La señora S. tenía un rostro más castigado que el de la fotografía de Internet, vestía una cazadora y unos pantalones vaqueros ajustados. Se desnudó, tras intercambiar unas palabras que no lograron romper el hielo y de fumar un cigarrillo, y ante mis ojos quedó en ropa interior una piel morena sin llegar a ser negra, dos pechos sobresalientes tras el sostén innecesario y un sexo camuflado tras la braguita tipo slip. Se desnudó por completo en el baño, mientras sonaba el chorro del bidé, yo hice lo propio en la habitación.

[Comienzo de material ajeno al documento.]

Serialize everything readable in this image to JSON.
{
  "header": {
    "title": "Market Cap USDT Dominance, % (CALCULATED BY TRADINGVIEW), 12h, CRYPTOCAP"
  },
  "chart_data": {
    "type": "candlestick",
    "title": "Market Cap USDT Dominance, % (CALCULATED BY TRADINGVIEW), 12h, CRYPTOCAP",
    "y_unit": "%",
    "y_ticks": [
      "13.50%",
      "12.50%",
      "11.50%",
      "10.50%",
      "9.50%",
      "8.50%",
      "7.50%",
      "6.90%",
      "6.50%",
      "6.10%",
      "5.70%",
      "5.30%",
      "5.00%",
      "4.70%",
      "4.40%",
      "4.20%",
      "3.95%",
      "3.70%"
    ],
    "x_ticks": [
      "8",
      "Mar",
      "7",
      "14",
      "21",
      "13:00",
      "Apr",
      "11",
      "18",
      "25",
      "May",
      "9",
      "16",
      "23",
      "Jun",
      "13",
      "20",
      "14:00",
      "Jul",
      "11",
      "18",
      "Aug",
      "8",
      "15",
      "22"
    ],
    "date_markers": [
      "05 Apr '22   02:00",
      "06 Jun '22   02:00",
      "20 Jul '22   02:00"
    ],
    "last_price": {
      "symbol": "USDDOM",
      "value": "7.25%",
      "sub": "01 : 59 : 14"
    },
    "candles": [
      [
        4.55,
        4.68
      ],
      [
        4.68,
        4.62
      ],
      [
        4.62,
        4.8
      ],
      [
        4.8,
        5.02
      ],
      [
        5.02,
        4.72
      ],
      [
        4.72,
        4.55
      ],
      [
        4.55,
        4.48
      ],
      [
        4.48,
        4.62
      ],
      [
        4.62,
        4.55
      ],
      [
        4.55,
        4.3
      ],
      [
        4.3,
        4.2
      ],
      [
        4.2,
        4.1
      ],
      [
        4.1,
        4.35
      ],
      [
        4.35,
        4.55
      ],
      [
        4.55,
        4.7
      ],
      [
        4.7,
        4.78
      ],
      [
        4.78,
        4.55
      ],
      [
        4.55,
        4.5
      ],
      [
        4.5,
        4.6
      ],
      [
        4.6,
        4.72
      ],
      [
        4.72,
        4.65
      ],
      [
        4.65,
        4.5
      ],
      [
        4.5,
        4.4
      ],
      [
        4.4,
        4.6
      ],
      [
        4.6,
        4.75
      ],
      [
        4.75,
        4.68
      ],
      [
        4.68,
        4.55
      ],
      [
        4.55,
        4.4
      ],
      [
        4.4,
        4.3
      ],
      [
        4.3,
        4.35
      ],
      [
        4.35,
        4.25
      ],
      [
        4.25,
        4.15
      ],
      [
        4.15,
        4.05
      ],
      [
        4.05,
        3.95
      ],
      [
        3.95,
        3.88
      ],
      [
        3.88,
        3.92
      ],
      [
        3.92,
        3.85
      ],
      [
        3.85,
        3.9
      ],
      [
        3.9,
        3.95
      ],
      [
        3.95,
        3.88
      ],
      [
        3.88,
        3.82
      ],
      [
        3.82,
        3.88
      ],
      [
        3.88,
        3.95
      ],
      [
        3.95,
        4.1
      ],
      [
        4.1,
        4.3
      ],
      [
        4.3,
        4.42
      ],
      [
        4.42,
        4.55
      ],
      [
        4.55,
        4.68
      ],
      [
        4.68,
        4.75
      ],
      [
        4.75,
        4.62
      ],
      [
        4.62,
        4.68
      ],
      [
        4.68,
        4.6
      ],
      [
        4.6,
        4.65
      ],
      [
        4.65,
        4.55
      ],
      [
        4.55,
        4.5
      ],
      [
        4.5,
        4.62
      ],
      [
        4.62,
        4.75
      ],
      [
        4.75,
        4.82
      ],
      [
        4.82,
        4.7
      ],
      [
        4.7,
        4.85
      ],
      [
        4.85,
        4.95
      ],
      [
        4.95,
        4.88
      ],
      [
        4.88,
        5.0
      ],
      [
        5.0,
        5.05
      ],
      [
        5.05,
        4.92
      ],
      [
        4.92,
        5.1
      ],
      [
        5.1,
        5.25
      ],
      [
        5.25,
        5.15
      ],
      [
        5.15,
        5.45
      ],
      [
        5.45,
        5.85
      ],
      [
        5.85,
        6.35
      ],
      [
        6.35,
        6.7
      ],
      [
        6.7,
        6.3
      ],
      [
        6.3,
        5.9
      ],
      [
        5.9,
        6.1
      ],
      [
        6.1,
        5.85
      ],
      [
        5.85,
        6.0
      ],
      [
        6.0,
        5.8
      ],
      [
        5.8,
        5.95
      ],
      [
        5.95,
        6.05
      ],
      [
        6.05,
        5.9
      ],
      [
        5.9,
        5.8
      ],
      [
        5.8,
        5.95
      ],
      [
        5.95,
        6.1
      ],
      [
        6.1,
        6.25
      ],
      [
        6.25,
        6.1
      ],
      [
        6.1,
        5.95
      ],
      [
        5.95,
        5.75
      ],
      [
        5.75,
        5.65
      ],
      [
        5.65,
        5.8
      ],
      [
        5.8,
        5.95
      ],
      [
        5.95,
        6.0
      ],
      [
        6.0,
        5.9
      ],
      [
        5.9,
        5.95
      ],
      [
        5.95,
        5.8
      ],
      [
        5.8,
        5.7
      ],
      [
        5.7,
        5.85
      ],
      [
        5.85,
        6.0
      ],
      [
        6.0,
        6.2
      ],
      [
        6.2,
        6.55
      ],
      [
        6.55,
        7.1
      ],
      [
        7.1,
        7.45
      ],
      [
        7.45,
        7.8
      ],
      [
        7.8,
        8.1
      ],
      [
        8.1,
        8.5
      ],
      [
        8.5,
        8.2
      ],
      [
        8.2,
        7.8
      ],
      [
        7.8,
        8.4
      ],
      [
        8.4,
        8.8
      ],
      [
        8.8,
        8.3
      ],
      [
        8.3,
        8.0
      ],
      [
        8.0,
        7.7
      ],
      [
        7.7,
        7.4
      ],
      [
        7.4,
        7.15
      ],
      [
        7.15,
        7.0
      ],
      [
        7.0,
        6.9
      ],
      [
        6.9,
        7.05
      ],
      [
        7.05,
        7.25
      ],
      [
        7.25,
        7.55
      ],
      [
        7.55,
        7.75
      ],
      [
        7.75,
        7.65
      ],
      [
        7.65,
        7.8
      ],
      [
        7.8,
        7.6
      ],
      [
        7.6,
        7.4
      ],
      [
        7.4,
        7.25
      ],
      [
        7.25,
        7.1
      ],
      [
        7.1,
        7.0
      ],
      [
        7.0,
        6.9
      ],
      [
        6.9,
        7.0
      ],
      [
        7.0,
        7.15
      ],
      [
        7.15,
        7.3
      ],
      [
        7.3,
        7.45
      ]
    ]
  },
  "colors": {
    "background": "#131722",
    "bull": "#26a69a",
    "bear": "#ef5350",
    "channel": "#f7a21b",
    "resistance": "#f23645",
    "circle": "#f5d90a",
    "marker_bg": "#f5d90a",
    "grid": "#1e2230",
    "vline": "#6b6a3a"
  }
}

Cuando salió, fijé mi mirada primero en su rostro, luego en sus pechos y por último e inevitablemente en su sexo, en su polla que era el doble de oscura que el resto de su piel. Una polla medianamente larga, más ancha al comienzo que al final, una polla con prepucio que inmediatamente comencé a acariciar y a sentir la sensación de cómo crecía en mi mano. No cabía duda, mi deseo aquella tarde estaría centrado en esa polla que al abrazarnos se tocaba con la mía produciéndome una extraña sensación. Se puso a cuatro piernas sobre el borde de la cama, mostrándome los tatuajes que adornaban el final de su espalda y su nalga izquierda, pero más que en los tatuajes y en el nada despreciable culo mi atención se fijo en el balanceo intencionado de su badajo que atrapé con la mano y empecé a masajear y a llevarme tímidamente a la boca. Tenía unas enormes ganas de sentirla dentro de mí. Me tumbé boca arriba en la cama, transversalmente, y ella de pie comenzó a masturbarse a la altura de mi boca, rápidamente sustituí su mano por la mía e inmediatamente ésta por la boca, estuve un largo rato mamándosela mientras adquiría una dureza media, un estimable grosor y una longitud que hacía que la sintiera en la garganta, de vez en cuando la sacaba y yo escupía en aquel tronco para a continuación masturbarlo con fuerza. Y vuelta a chupar como un loco mientras le apretaba el culo para sentir su polla aún más dentro. Así hasta que me dijo que estaba a punto


de correrse. Pero aún faltaba la parte principal, me tenía que dar por culo. Así se lo dije: «ahora me tienes que follar».

Le puse el condón con la boca, con la técnica de una prostituta, y aproveché para darle unas cuantas chupadas más mientras pensaba como iba a caber aquello dentro de mi culo. Me puse a cuatro piernas, me lubricó el culo y comencé a sentir como su polla iba entrando sin esfuerzo, salvo un leve dolor al comienzo. Llegué incluso a dudar de si me la estaba clavando toda o si sólo tenía la punta dentro, me meneé como una perra salida y le cogía la cintura por detrás para que me la metiera aún más, era mi culo quien se estaba follando aquella polla. Al final la sacó, ahí pude comprobar lo hondo que me había penetrado, después lamenté que no me hubiera embestido más, metiéndola y sacándola con todas sus fuerzas. Se quitó el condón y volvió a masturbarse delante de mi cara, observé como cerraba los ojos y como apretaba los dientes. Luego escuche una especie de gruñido, que parecía de dolor, y como un semen acuoso recubría su rosado glande. Lo extendí por mi mejilla. Acabé masturbándome y corriéndome en su rostro. Esto no es un cuento chino, es el relato fidedigno de mi primera vez: un sábado de enero del año 2011. Las fotos son reales.